Ahora, debido al bloqueo político en Pristina, la comunidad internacional espera que Kosovo tenga un nuevo líder más abierto a las posicioners políticas de la UE. Pero las encuestas son escasas y es posible que las elecciones no den más que quebraderos de cabeza a Bruselas.
Periodo especialmente tenso
Las elecciones se celebran tras un periodo especialmente tenso en las relaciones entre albaneses y serbios, que ha provocado una creciente frustración en Europa.

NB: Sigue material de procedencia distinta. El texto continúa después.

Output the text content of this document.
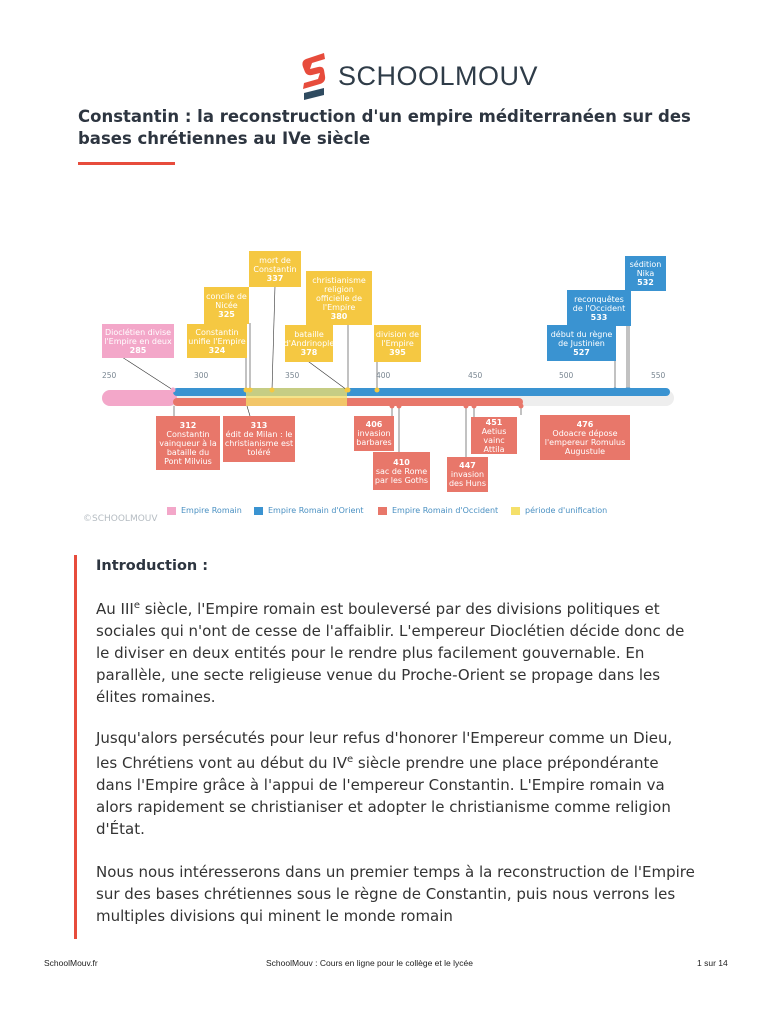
SCHOOLMOUV
Constantin : la reconstruction d'un empire méditerranéen sur des bases chrétiennes au IVe siècle
250	300	350	400	450	500	550
Dioclétien divise l'Empire en deux
285
Constantin unifie l'Empire
324
concile de Nicée
325
mort de Constantin
337
bataille d'Andrinople
378
christianisme religion officielle de l'Empire
380
division de l'Empire
395
début du règne de Justinien
527
reconquêtes de l'Occident
533
sédition Nika
532
312
Constantin vainqueur à la bataille du Pont Milvius
313
édit de Milan : le christianisme est toléré
406
invasion barbares
410
sac de Rome par les Goths
447
invasion des Huns
451
Aetius vainc Attila
476
Odoacre dépose l'empereur Romulus Augustule
Empire Romain	Empire Romain d'Orient	Empire Romain d'Occident	période d'unification
©SCHOOLMOUV
Introduction :

Au IIIe siècle, l'Empire romain est bouleversé par des divisions politiques et sociales qui n'ont de cesse de l'affaiblir. L'empereur Dioclétien décide donc de le diviser en deux entités pour le rendre plus facilement gouvernable. En parallèle, une secte religieuse venue du Proche-Orient se propage dans les élites romaines.

Jusqu'alors persécutés pour leur refus d'honorer l'Empereur comme un Dieu, les Chrétiens vont au début du IVe siècle prendre une place prépondérante dans l'Empire grâce à l'appui de l'empereur Constantin. L'Empire romain va alors rapidement se christianiser et adopter le christianisme comme religion d'État.

Nous nous intéresserons dans un premier temps à la reconstruction de l'Empire sur des bases chrétiennes sous le règne de Constantin, puis nous verrons les multiples divisions qui minent le monde romain

SchoolMouv.fr	SchoolMouv : Cours en ligne pour le collège et le lycée	1 sur 14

La violencia estalló en el norte de Kosovo en 2022, en medio de una disputa sobre si los serbios -que aún se niegan a reconocer la independencia de Kosovo de Belgrado- se verían obligados a utilizar matrículas emitidas por Kosovo en sus vehículos. Lo que siguió fue un boicot electoral por parte de los serbios de Kosovo, que esperaban presionar a los funcionarios de Pristina para que negociaran. Alrededor de 600 agentes de policía de etnia serbia y 144 funcionarios judiciales también dimitieron en masa ese año.

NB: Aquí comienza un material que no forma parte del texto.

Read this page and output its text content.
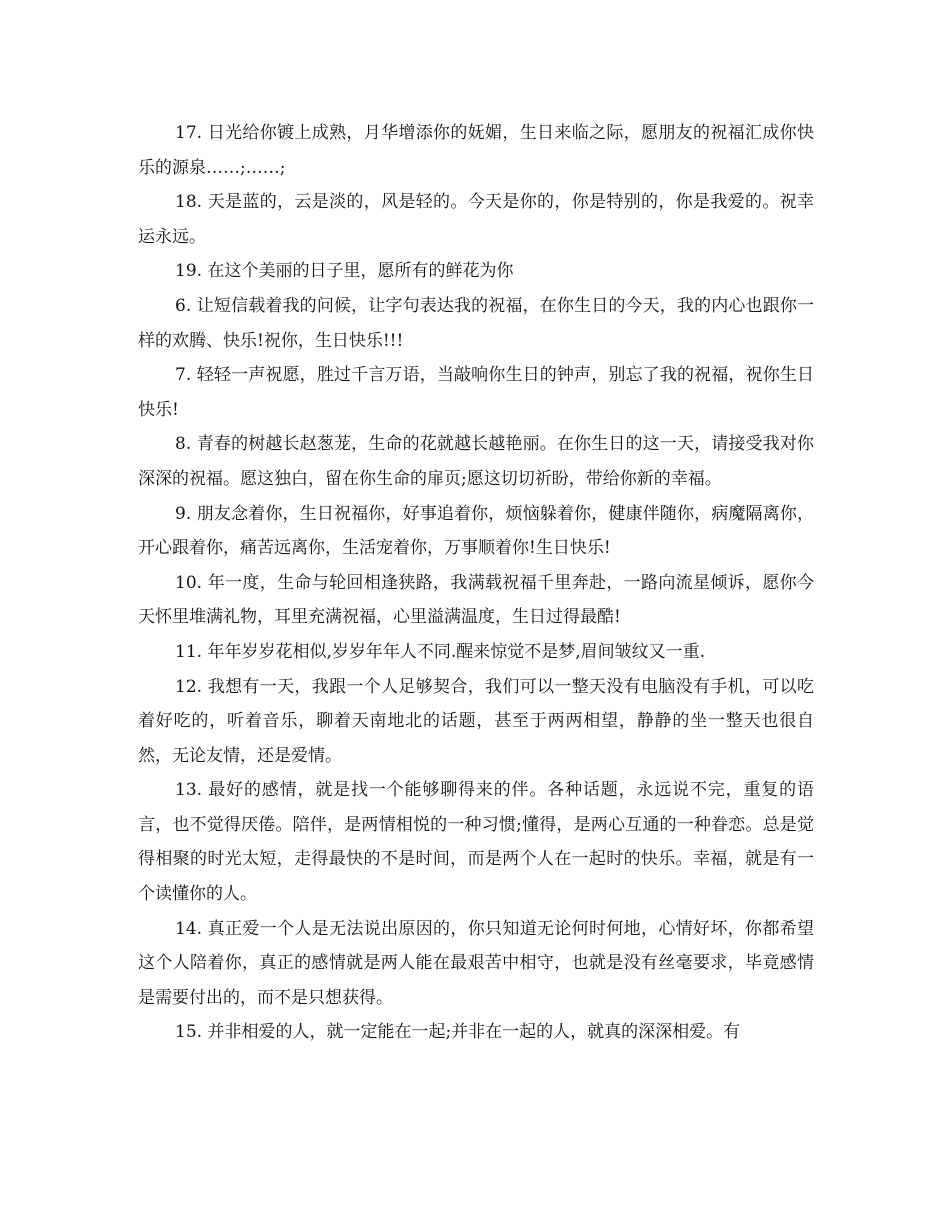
17. 日光给你镀上成熟，月华增添你的妩媚，生日来临之际，愿朋友的祝福汇成你快乐的源泉……;……;

18. 天是蓝的，云是淡的，风是轻的。今天是你的，你是特别的，你是我爱的。祝幸运永远。

19. 在这个美丽的日子里，愿所有的鲜花为你

6. 让短信载着我的问候，让字句表达我的祝福，在你生日的今天，我的内心也跟你一样的欢腾、快乐!祝你，生日快乐!!!

7. 轻轻一声祝愿，胜过千言万语，当敲响你生日的钟声，别忘了我的祝福，祝你生日快乐!

8. 青春的树越长赵葱茏，生命的花就越长越艳丽。在你生日的这一天，请接受我对你深深的祝福。愿这独白，留在你生命的扉页;愿这切切祈盼，带给你新的幸福。

9. 朋友念着你，生日祝福你，好事追着你，烦恼躲着你，健康伴随你，病魔隔离你，开心跟着你，痛苦远离你，生活宠着你，万事顺着你!生日快乐!

10. 年一度，生命与轮回相逢狭路，我满载祝福千里奔赴，一路向流星倾诉，愿你今天怀里堆满礼物，耳里充满祝福，心里溢满温度，生日过得最酷!

11. 年年岁岁花相似,岁岁年年人不同.醒来惊觉不是梦,眉间皱纹又一重.

12. 我想有一天，我跟一个人足够契合，我们可以一整天没有电脑没有手机，可以吃着好吃的，听着音乐，聊着天南地北的话题，甚至于两两相望，静静的坐一整天也很自然，无论友情，还是爱情。

13. 最好的感情，就是找一个能够聊得来的伴。各种话题，永远说不完，重复的语言，也不觉得厌倦。陪伴，是两情相悦的一种习惯;懂得，是两心互通的一种眷恋。总是觉得相聚的时光太短，走得最快的不是时间，而是两个人在一起时的快乐。幸福，就是有一个读懂你的人。

14. 真正爱一个人是无法说出原因的，你只知道无论何时何地，心情好坏，你都希望这个人陪着你，真正的感情就是两人能在最艰苦中相守，也就是没有丝毫要求，毕竟感情是需要付出的，而不是只想获得。

15. 并非相爱的人，就一定能在一起;并非在一起的人，就真的深深相爱。有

Sin embargo, en lugar de negociar, el partido gobernante Vetevendosje aprovechó la oportunidad para instalar alcaldes de etnia albanesa en municipios de mayoría serbia. Pristina también empezó a cerrar por la fuerza instituciones serbias como oficinas de correos y polideportivos, que debían integrarse en las instituciones de Kosovo a través de la ASM. Bruselas respondió en 2023 cortando la ayuda financiera a Pristina.
Este año, sin embargo, los políticos serbios volvieron a presentarse a las elecciones en Kosovo. En las elecciones locales de octubre, el partido político de etnia serbia Srpska Lista ganó en todos los municipios de mayoría serbia.

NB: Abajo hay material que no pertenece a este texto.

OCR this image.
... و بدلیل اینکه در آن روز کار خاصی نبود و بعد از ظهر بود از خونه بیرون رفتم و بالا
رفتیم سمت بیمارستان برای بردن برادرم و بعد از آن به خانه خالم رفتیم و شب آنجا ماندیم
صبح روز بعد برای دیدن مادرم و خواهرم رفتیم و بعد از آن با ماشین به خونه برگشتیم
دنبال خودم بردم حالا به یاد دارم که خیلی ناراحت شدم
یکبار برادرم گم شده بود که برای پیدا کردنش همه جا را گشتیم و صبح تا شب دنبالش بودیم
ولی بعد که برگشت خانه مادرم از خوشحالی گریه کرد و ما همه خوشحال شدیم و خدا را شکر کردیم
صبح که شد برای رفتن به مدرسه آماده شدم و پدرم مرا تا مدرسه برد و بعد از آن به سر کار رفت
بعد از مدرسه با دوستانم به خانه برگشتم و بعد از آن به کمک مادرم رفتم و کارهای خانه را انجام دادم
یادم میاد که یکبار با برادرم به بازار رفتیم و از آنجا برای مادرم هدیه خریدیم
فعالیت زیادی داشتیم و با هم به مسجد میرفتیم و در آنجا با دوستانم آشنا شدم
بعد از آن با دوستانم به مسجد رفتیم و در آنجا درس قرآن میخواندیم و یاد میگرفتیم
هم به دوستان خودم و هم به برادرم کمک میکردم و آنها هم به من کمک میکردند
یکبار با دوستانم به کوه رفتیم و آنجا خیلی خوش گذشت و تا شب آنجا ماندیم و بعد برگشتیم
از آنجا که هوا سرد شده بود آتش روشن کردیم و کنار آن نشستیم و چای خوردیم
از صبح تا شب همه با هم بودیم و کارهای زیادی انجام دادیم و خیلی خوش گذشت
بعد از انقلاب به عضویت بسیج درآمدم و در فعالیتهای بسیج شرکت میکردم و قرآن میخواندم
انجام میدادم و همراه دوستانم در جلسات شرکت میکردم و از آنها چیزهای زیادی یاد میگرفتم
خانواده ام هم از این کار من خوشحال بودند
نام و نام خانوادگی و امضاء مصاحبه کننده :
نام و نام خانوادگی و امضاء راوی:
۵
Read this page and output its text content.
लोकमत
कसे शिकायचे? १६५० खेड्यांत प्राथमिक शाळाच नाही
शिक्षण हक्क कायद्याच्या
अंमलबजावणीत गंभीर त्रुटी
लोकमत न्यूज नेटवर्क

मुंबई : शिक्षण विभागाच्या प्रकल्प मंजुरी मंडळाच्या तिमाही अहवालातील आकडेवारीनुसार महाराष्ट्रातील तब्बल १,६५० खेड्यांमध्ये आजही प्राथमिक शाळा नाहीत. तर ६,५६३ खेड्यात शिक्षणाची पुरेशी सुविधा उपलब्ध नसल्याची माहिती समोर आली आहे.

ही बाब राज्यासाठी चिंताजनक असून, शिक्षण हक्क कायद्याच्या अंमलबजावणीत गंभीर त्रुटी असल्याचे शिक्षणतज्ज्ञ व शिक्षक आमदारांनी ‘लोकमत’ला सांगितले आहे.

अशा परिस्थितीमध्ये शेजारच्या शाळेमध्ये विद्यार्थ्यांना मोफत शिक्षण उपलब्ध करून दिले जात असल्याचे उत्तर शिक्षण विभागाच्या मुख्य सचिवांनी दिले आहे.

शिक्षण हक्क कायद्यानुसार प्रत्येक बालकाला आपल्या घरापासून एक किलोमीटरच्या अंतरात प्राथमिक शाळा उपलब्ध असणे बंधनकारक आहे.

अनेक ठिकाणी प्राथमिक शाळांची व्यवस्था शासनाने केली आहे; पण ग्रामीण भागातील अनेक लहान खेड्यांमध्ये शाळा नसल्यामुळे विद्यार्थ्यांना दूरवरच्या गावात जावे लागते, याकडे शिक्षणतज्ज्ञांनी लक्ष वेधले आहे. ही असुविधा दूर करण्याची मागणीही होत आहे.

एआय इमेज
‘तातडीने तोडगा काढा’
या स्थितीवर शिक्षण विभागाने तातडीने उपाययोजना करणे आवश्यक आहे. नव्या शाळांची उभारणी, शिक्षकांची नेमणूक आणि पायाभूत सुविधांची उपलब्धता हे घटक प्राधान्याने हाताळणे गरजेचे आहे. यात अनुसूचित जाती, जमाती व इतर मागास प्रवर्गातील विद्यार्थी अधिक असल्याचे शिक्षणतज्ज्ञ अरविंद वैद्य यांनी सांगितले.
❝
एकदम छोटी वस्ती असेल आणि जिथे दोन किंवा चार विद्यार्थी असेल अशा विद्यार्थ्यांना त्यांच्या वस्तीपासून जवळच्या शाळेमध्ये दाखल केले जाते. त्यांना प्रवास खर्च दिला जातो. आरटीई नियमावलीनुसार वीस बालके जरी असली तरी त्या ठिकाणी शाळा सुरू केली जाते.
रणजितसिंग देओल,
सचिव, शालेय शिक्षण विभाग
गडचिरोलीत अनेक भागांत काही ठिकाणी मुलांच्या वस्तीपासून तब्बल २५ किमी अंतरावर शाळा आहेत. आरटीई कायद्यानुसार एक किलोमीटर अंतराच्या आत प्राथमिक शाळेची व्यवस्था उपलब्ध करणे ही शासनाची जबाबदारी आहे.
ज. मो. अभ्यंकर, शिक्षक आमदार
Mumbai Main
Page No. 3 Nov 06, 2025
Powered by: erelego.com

Levantar las restricciones financieras
La vuelta de los serbios al gobierno municipal fue una de las principales condiciones de la UE para levantar las restricciones financieras, y Bruselas liberó parte de la financiación a Kosovo el 5 de diciembre.
Sin embargo, esa misma semana, la comisión electoral de Kosovo prohibió a Srpska Lista participar en las próximas elecciones parlamentarias nacionales del 28 de diciembre. La UE y otros actores internacionales criticaron duramente la «politización» que «socava el proceso inclusivo» y exigieron que se permitiera presentarse a Srpska Lista. El partido fue readmitido en apelación, pero el enfrentamiento con Bruselas continúa.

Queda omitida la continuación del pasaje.